Tree data as a nested list
-
Comments:
- here.
One of the nice things about Adjacency Lists as a method of storing tree structures is that there is not much redundancy: you only store a reference to the parent, and that’s it.
It does mean that getting that data in a nested object is a bit complicated. I’ve written before about getting data out of a database: I’ll revisit that again I’m sure, but for now, I’m going to deal with data that has the following shape: that is, has been built up into a Materialized Path:
[
{
"node": 1,
"ancestors": [],
"label": "Australia"
},
{
"node": 2,
"ancestors": [1],
"label": "South Australia"
},
{
"node": 3,
"ancestors": [1],
"label": "Victoria"
},
{
"node": 4,
"ancestors": [1, 2],
"label": "South-East"
},
{
"node": 5,
"ancestors": [1, 3],
"label": "Western Districts"
},
{
"node": 6,
"ancestors": [],
"label": "New Zealand"
},
{
"node": 7,
"ancestors": [1, 2],
"label": "Barossa Valley"
},
{
"node": 8,
"ancestors": [1, 2],
"label": "Riverland"
}
]
From here, we want to build up something that looks like:
- Australia
- South Australia
- Barossa Valley
- Riverland
- South East
- Victoria
- Western Districts
- South Australia
- New Zealand
Or, a nested python data structure:
[
('Australia', [
('South Australia', [
('Barossa Valley', []),
('Riverland', []),
('South-East', [])
]),
('Victoria', [
('Western Districts', [])
])
]),
('New Zealand', [])
]
You’ll see that each node is a 2-tuple, and each set of siblings is a list. Even a node with no children still gets an empty list.
We can build up this data structure in two steps: based on the fact that a dict, as key-value pairs, matches a 2-tuple. That is, we will start by creating:
{
1: {
2: {
4: {},
7: {},
8: {},
},
3: {
5: {},
}
},
6: {},
}
You might be reaching for python’s defaultdict
class at this point, but there is a slightly nicer way:
class Tree(dict):
def __missing__(self, key):
value = self[key] = type(self)()
return value
(Note: This class, and the seed of the idea, came from this answer on StackOverflow).
We can also create a recursive method on this class that creates a node and all of it’s ancestors:
def insert(self, key, ancestors):
if ancestors:
self[ancestors[0]].insert(key, ancestors[1:])
else:
self[key]
>>> tree = Tree()
>>> for node in data:
... tree.insert(node['node'], node['ancestors'])
>>> print tree
{1: {2: {8: {}, 4: {}, 7: {}}, 3: {5: {}}}, 6: {}}
Looking good.
Let’s make another method that allows us to actually insert the labels (and apply a sort, if we want):
def label(self, label_dict, sort_key=lambda x: x[0]):
return sorted([
(label_dict.get(key), value.label(label_dict, sort_key))

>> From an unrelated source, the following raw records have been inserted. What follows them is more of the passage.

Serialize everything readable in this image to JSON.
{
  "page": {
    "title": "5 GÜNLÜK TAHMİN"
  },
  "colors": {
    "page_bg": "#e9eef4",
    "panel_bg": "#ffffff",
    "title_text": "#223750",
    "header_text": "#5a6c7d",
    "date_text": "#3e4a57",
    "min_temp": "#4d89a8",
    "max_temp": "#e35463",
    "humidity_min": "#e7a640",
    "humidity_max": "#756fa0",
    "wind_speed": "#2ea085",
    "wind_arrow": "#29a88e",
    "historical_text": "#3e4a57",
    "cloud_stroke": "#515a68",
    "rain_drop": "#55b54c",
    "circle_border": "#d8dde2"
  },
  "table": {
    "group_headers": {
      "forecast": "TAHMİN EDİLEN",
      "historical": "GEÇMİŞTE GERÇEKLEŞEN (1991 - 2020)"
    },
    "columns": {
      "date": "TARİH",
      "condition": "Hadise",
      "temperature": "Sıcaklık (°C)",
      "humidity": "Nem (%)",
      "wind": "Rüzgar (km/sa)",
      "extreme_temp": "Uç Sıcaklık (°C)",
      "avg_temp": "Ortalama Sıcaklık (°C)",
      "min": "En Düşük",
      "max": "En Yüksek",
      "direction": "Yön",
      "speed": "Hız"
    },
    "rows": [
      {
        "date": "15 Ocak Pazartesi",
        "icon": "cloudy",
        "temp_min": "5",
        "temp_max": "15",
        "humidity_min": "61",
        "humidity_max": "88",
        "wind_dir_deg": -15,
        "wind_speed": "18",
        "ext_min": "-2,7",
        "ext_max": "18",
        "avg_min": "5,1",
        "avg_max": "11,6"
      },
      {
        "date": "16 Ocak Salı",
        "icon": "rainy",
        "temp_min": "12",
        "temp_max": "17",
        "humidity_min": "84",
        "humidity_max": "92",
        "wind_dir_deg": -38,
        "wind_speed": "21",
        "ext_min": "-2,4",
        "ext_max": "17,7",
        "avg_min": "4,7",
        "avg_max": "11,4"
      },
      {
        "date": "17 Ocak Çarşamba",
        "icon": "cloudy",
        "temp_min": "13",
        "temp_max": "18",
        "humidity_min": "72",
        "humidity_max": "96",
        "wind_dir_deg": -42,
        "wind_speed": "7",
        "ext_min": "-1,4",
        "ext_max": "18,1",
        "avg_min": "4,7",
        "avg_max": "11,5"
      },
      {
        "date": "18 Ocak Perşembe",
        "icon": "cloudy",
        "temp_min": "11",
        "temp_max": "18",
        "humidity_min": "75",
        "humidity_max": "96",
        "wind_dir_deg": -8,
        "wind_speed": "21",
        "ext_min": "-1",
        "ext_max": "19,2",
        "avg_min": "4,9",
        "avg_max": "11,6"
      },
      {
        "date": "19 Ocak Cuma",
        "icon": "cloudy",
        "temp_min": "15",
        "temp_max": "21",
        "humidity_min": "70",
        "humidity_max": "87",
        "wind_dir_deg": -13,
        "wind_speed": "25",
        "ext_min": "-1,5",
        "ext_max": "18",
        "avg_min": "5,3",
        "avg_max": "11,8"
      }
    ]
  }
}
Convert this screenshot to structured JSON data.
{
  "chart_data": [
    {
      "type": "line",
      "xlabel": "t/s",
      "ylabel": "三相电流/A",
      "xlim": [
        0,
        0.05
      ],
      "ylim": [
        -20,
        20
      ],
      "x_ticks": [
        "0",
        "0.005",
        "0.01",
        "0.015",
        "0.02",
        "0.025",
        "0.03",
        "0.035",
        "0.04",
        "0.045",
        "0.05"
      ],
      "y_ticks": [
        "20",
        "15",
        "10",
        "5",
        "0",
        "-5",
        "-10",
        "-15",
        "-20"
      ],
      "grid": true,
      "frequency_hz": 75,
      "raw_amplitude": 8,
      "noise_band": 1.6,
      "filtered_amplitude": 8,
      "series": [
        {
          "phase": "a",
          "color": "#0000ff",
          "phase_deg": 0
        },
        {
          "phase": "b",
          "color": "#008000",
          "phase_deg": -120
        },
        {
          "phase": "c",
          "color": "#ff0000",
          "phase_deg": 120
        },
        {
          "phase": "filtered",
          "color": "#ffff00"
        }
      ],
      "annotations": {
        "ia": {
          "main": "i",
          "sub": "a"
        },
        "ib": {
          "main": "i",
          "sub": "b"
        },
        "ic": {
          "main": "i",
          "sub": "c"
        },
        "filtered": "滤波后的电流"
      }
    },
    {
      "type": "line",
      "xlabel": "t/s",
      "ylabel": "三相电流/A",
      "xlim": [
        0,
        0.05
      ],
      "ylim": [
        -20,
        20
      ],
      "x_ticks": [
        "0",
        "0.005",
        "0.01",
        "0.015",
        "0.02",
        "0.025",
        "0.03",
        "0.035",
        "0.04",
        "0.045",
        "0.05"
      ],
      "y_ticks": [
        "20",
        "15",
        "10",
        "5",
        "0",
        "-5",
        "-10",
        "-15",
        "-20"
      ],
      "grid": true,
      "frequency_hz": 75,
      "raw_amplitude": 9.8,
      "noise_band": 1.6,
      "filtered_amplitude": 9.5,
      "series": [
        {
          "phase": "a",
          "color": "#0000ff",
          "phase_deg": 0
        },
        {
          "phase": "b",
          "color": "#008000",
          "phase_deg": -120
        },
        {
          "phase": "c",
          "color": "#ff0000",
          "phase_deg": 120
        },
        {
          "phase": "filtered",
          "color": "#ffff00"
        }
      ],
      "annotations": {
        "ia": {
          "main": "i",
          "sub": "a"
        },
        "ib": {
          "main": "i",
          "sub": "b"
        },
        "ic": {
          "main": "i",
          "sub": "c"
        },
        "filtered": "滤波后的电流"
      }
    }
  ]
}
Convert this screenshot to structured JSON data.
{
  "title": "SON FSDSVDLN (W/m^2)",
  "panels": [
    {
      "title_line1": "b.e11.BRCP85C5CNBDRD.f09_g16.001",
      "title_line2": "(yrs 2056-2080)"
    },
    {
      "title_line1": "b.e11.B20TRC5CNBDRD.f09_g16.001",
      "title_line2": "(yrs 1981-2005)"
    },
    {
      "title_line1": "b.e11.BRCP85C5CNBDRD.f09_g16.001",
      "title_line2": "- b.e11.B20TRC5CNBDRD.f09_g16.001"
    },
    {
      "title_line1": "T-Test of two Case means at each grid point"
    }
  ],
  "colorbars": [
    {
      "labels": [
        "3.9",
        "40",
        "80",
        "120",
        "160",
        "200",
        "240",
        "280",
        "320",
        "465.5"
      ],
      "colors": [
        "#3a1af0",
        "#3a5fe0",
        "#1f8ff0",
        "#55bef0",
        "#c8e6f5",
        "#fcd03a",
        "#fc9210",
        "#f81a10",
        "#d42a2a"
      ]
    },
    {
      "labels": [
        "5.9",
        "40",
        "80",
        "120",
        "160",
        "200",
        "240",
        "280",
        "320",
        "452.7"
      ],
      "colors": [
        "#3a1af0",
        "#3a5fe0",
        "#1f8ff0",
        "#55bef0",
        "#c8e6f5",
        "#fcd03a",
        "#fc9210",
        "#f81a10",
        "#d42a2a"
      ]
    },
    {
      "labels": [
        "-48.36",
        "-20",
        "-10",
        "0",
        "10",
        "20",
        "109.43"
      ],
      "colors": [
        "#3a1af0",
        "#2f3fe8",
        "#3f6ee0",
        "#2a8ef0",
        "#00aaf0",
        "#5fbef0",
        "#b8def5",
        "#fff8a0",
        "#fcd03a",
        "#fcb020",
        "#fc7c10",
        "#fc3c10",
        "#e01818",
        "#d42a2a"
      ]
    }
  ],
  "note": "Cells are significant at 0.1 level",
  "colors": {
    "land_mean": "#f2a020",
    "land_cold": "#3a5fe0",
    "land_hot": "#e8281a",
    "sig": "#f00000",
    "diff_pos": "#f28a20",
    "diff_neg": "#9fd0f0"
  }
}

for key, value in self.items()
], key=sort_key)
We also need to build up the simple key-value store to pass as label_dict
, but that’s pretty easy.
Let’s look at the full code: first the complete class:
class Tree(dict):
"""Simple Tree data structure
Stores data in the form:
{
"a": {
"b": {},
"c": {},
},
"d": {
"e": {},
},
}
And can be nested to any depth.
"""
def __missing__(self, key):
value = self[key] = type(self)()
return value
def insert(self, node, ancestors):
"""Insert the supplied node, creating all ancestors as required.
This expects a list (possibly empty) containing the ancestors,
and a value for the node.
"""
if not ancestors:
self[node]
else:
self[ancestors[0]].insert(node, ancestors[1:])
def label(self, labels, sort_key=lambda x: x[0]):
"""Return a nested 2-tuple with just the supplied labels.
Realistically, the labels could be any type of object.
"""
return sorted([
(
labels.get(key),
value.label(labels, sort_key)
) for key, value in self.items()
], key=sort_key)
Now, using it:
>>> tree = Tree()
>>> labels = {}
>>>
>>> for node in data:
>>> tree.insert(node['node'], node['ancestors'])
>>> labels[node['node']] = node['label']
>>>
>>> from pprint import pprint
>>> pprint(tree.label(labels))
[('Australia',
[('South Australia',
[('Barossa Valley', []), ('Riverland', []), ('South-East', [])]),
('Victoria', [('Western Districts', [])])]),
('New Zealand', [])]
Awesome. Now use your template rendering of choice to turn this into a nicely formatted list.